Gemälde. Ein Gesicht einer Frau, nur mit wenigen groben Strichen gemalt. In Brauntönen.
Abb. 3: Alexej von Jawlensky, Abstrakter Kopf: Bildnis Mela Escherich, 1927, Öl auf Pappe, 42,6 x 32,6 cm, Alexej von Jawlensky artist QS:P170,Q156426, Alexej von Jawlensky – Abstrakter Kopf, Bildnis Mela Eschrich, als gemeinfrei gekennzeichnet, Details auf Wikimedia Commons

Für die Kunsthistorikerin vermutlich eine ganz besondere Ehre, waren es doch genau diese Abstrakten Köpfe, die sie für besonders meditativ, mystisch und visionär hielt (Dennhard 2021, S. 366).

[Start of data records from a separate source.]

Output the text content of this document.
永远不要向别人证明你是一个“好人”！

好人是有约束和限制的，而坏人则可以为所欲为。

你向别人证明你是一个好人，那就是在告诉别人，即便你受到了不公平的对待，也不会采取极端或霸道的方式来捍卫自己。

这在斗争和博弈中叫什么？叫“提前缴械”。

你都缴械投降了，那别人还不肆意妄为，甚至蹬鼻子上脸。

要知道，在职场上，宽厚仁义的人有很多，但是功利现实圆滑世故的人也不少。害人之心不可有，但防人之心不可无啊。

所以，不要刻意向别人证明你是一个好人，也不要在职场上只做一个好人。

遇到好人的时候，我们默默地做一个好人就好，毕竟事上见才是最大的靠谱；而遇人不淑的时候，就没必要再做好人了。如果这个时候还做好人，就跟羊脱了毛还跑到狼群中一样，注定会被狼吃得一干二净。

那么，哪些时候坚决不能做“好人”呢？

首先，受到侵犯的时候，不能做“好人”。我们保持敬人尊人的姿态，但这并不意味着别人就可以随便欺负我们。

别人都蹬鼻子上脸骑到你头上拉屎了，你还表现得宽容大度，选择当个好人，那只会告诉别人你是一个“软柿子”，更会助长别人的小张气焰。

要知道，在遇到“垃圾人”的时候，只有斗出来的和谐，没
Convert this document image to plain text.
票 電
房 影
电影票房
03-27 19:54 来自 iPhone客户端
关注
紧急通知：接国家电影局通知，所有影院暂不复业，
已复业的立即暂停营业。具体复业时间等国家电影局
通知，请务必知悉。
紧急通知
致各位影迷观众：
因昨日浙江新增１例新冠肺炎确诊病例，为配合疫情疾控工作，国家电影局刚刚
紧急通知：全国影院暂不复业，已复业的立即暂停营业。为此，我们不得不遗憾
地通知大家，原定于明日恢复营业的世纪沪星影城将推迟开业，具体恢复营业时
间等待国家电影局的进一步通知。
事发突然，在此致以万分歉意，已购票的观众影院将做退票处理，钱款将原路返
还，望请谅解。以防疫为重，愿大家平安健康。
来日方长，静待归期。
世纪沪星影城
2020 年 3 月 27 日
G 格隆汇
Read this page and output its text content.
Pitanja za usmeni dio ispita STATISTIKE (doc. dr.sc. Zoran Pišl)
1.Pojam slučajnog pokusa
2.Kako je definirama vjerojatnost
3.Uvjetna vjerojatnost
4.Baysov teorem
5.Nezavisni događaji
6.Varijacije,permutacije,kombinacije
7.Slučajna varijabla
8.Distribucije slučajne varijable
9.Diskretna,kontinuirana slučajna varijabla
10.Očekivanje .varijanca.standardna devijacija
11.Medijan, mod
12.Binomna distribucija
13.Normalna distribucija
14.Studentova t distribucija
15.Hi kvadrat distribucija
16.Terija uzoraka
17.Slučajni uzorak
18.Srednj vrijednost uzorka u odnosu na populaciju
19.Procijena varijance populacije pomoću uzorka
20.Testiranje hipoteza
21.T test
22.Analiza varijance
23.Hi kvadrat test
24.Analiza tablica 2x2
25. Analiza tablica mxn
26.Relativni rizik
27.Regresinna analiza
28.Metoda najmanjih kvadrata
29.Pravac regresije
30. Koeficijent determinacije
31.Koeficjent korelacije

Escherich pflegte aber nicht nur zur Familie Jawlensky engen Kontakt, sie war in der Wiesbadener Kunstszene gut vernetzt; Künstler wie Hans Völcker (1865–1944) oder James Pitcairn-Knowles (1863–1954), aber auch Persönlichkeiten aus dem Museumsbetrieb wie Clemens Weiler (1909–1982) zählten zu ihrem engen Bekanntenkreis. Zusammen mit letzterem, dem späteren Direktor des Museums Wiesbaden, erhielt Escherich auch den Auftrag zur Neuordnung der Museumssammlung. Trotz ihrer guten Kontakte gelang es ihr nur mit mäßigem Erfolg, das Werk Jawlenskys in der Nachkriegszeit populär zu machen. Nach dem Tod des Malers war es ihrer Expertise zu verdanken, dass die weit verstreuten Werke des Malers wiederaufgefunden werden konnten. Sie selbst arbeitete lange Zeit an einer Jawlensky-Biografie inklusive eines umfangreichen Werkkatalogs. Auch wenn das Projekt bis zu ihrem Tod 1956 nicht finalisiert werden konnte, flossen wohl aber viele der Ergebnisse in spätere Forschungsbeiträge ein (Dennhard 2021, S. 369).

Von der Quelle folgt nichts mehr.